O Bispo e o Código Penal
Em um excelente conto, "Press Conference", publicado há três décadas, Alberto Dines descreve a volta de Cristo, e a entrevista coletiva que concede aos grandes meios de comunicação do mundo. Se Dines reescrevesse hoje o conto, naturalmente faria um dos entrevistadores perguntar ao Messias o que ele pensa do bispo Edir Macedo e de sua prática, opulenta e rendosa igreja. Macedo, com suas sacolinhas e seus templos majestosos, faz lembrar o Vaticano na passagem do século XV para o século XVI, quando três papas sucessivos apodreceram tanto a Igreja que dessa podridão surgiram Lutero e a Reforma: Rodrigo Bórgia, eleito pontífice com o nome de Alexandre VI, em 1492; Giulio della Rovere (Julio II), que o sucedeu em 1503; e Giacomo Médici (Leão X), que reinou até 1521, e morreu meses depois de excomungar Lutero.

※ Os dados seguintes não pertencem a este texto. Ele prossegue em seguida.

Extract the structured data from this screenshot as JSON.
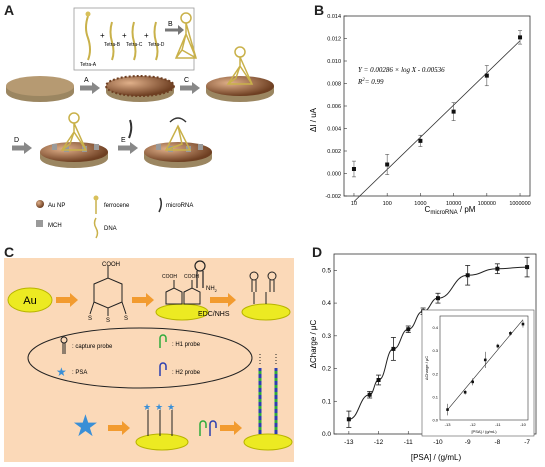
{
  "figure": {
    "labels": {
      "A": "A",
      "B": "B",
      "C": "C",
      "D": "D"
    }
  },
  "panelA": {
    "inset_parts": [
      "Tetra-A",
      "Tetra-B",
      "Tetra-C",
      "Tetra-D"
    ],
    "arrow_steps": [
      "A",
      "B",
      "C",
      "D",
      "E"
    ],
    "legend": [
      {
        "icon": "au-np-icon",
        "label": "Au NP"
      },
      {
        "icon": "ferrocene-icon",
        "label": "ferrocene"
      },
      {
        "icon": "microrna-icon",
        "label": "microRNA"
      },
      {
        "icon": "mch-icon",
        "label": "MCH"
      },
      {
        "icon": "dna-icon",
        "label": "DNA"
      }
    ],
    "colors": {
      "au_np": "#8a5a3a",
      "base": "#b69a72",
      "dna": "#c9b14a"
    }
  },
  "panelC": {
    "au_label": "Au",
    "cooh": "COOH",
    "nh2": "NH",
    "nh2_sub": "2",
    "reagent": "EDC/NHS",
    "legend": [
      "capture probe",
      "H1 probe",
      "PSA",
      "H2 probe"
    ],
    "legend_prefix": ":",
    "sulfur": "S",
    "colors": {
      "background": "#fbd9b8",
      "au": "#ecea22",
      "psa": "#3a8fd6",
      "h1": "#2eaa3a",
      "h2": "#2b3fb0"
    }
  },
  "chart_data": [
    {
      "type": "scatter",
      "panel": "B",
      "x": [
        10,
        100,
        1000,
        10000,
        100000,
        1000000
      ],
      "y": [
        0.0004,
        0.0008,
        0.0029,
        0.0055,
        0.0087,
        0.0121
      ],
      "yerr": [
        0.0007,
        0.0009,
        0.0005,
        0.0008,
        0.0009,
        0.0006
      ],
      "fit": {
        "slope": 0.00286,
        "intercept": -0.00536
      },
      "equation": "Y = 0.00286 × log X - 0.00536",
      "r2_label": "R",
      "r2_value": "= 0.99",
      "x_log": true,
      "xlim": [
        10,
        1000000
      ],
      "ylim": [
        -0.002,
        0.014
      ],
      "x_ticks": [
        "10",
        "100",
        "1000",
        "10000",
        "100000",
        "1000000"
      ],
      "y_ticks": [
        "-0.002",
        "0.000",
        "0.002",
        "0.004",
        "0.006",
        "0.008",
        "0.010",
        "0.012",
        "0.014"
      ],
      "ylabel": "ΔI / uA",
      "xlabel_main": "C",
      "xlabel_sub": "microRNA",
      "xlabel_unit": " / pM"
    },
    {
      "type": "line",
      "panel": "D",
      "x": [
        -13,
        -12.3,
        -12,
        -11.5,
        -11,
        -10.5,
        -10,
        -9,
        -8,
        -7
      ],
      "y": [
        0.045,
        0.12,
        0.165,
        0.26,
        0.32,
        0.375,
        0.415,
        0.485,
        0.505,
        0.51
      ],
      "yerr": [
        0.025,
        0.01,
        0.015,
        0.035,
        0.01,
        0.01,
        0.015,
        0.03,
        0.015,
        0.03
      ],
      "xlim": [
        -13.5,
        -6.7
      ],
      "ylim": [
        0,
        0.55
      ],
      "x_ticks": [
        "-13",
        "-12",
        "-11",
        "-10",
        "-9",
        "-8",
        "-7"
      ],
      "y_ticks": [
        "0.0",
        "0.1",
        "0.2",
        "0.3",
        "0.4",
        "0.5"
      ],
      "xlabel": "[PSA] / (g/mL)",
      "ylabel": "ΔCharge / μC",
      "inset": {
        "x": [
          -13,
          -12.3,
          -12,
          -11.5,
          -11,
          -10.5,
          -10
        ],
        "y": [
          0.045,
          0.12,
          0.165,
          0.26,
          0.32,
          0.375,
          0.415
        ],
        "yerr": [
          0.025,
          0.01,
          0.015,
          0.035,
          0.01,
          0.01,
          0.015
        ],
        "x_ticks": [
          "-13",
          "-12",
          "-11",
          "-10"
        ],
        "y_ticks": [
          "0.0",
          "0.1",
          "0.2",
          "0.3",
          "0.4"
        ],
        "xlabel": "[PSA] / (g/mL)",
        "ylabel": "ΔCharge / μC"
      }
    }
  ]
}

Foram eles que, associados aos banqueiros Fugger, encarregados da arrecadação e aplicações, criaram um sistema mundial de extorsão dos fiéis, condenando ao inferno os que não contribuíssem com suas espórtulas e oferecendo aos generosos os melhores lugares ao lado de Cristo, no céu.
Ao contrário desses papas, que tomavam dinheiro dos crentes, oferecendo-lhes o céu, Macedo é muito mais prático: toma-lhes dinheiro, oferecendo os êxitos no mundo. Os fiéis entregam o dinheiro confiando em um Cristo que nunca existiu: o Cristo que vende, a dinheiro vivo, prosperidade, fama, amores, êxito nos negócios. Não se trata do Cristo que dizia, a quem o quisesse seguir, que distribuísse os seus bens com os pobres. O Cristo de Macedo manda os pobres tirar do que lhes falta, do almoço aos remédios e ao agasalho, para oferecer a um bando de pastores recrutados entre os “obreiros” mais eficientes na arrecadação de dízimos e doações extras.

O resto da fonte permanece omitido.